O Histórico do Programa Nuclear Brasileiro

O Brasil possui um avançado programa nuclear, com tecnologia para enriquecer urânio, uma conquista alcançada ao longo de décadas de pesquisa. O programa, que teve início nos anos 1950, sempre foi marcado por um debate interno sobre seus fins. Durante o regime militar (1964-1985), houve um programa secreto paralelo que visava o desenvolvimento de artefatos nucleares, mas que foi oficialmente abandonado com a redemocratização. A partir dos anos 1990, o Brasil consolidou sua posição de uso pacífico da tecnologia nuclear, culminando na adesão ao TNP.

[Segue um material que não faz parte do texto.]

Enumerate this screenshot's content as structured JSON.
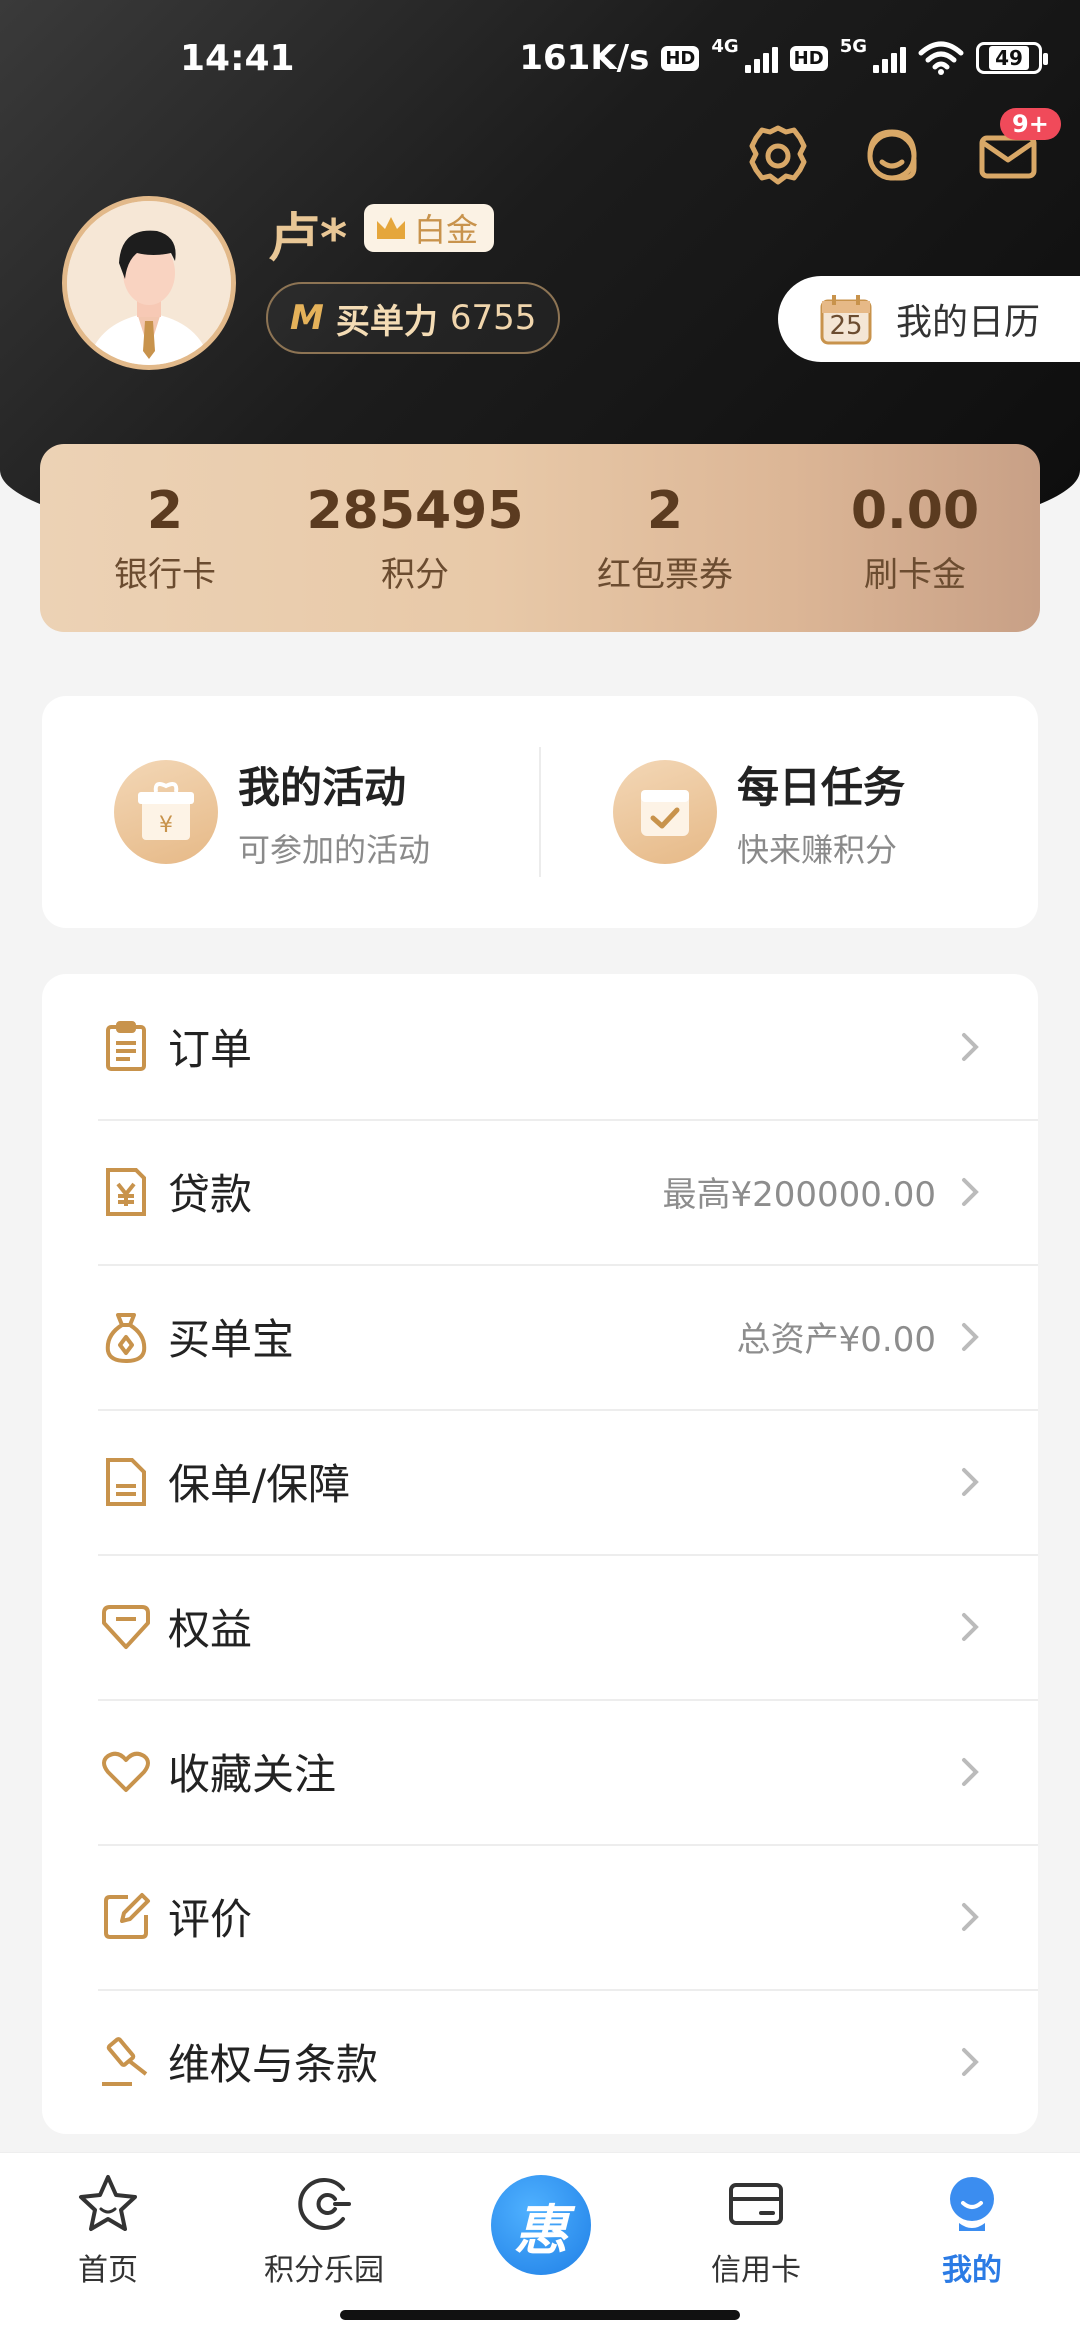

Alternativas para a Defesa Nacional

Especialistas em defesa e relações internacionais argumentam que a segurança do Brasil pode ser garantida por meio de outras estratégias que não a nuclearização. O fortalecimento das Forças Armadas convencionais, o investimento em tecnologias de defesa cibernética e espacial, o adensamento da diplomacia e o aprofundamento da cooperação regional são apontados como caminhos mais alinhados à tradição e aos interesses do país. A Estratégia Nacional de Defesa do Brasil, por exemplo, enfatiza a dissuasão por meio da capacidade de defesa e da presença estratégica no Atlântico Sul, sem mencionar a necessidade de armas de destruição em massa.

A "PEC da Bomba Nuclear" de Kim Kataguiri, portanto, mais do que uma simples proposta legislativa, reabre uma caixa de Pandora de questionamentos sobre o lugar do Brasil no mundo e os caminhos para assegurar sua soberania. O debate está lançado e exigirá da sociedade e de seus representantes uma profunda reflexão sobre os riscos e as incertas vantagens de se juntar ao restrito e perigoso clube nuclear.

Referências

* Constituição da República Federativa do Brasil de 1988. (1988). Brasília, DF: Senado Federal.

* Fundação Getúlio Vargas. (2024). Pesquisa revela que, em caso de grave ameaça militar, opção nuclear polariza a sociedade brasileira. FGV Notícias.

* Ministério das Relações Exteriores. (s.d.). Desarmamento e não-proliferação. Gov.br.

* Schroeder, L. (2025, 8 de outubro). Kim Kataguiri apresenta PEC que autoriza Brasil a produzir armas nucleares. CNN Brasil.

* Hora, G. (2025, 8 de outubro). ‘PEC Bomba Nuclear’: Kim Kataguiri propõe emenda que autoriza Brasil a produzir bomba atômica. O Estado de S. Paulo.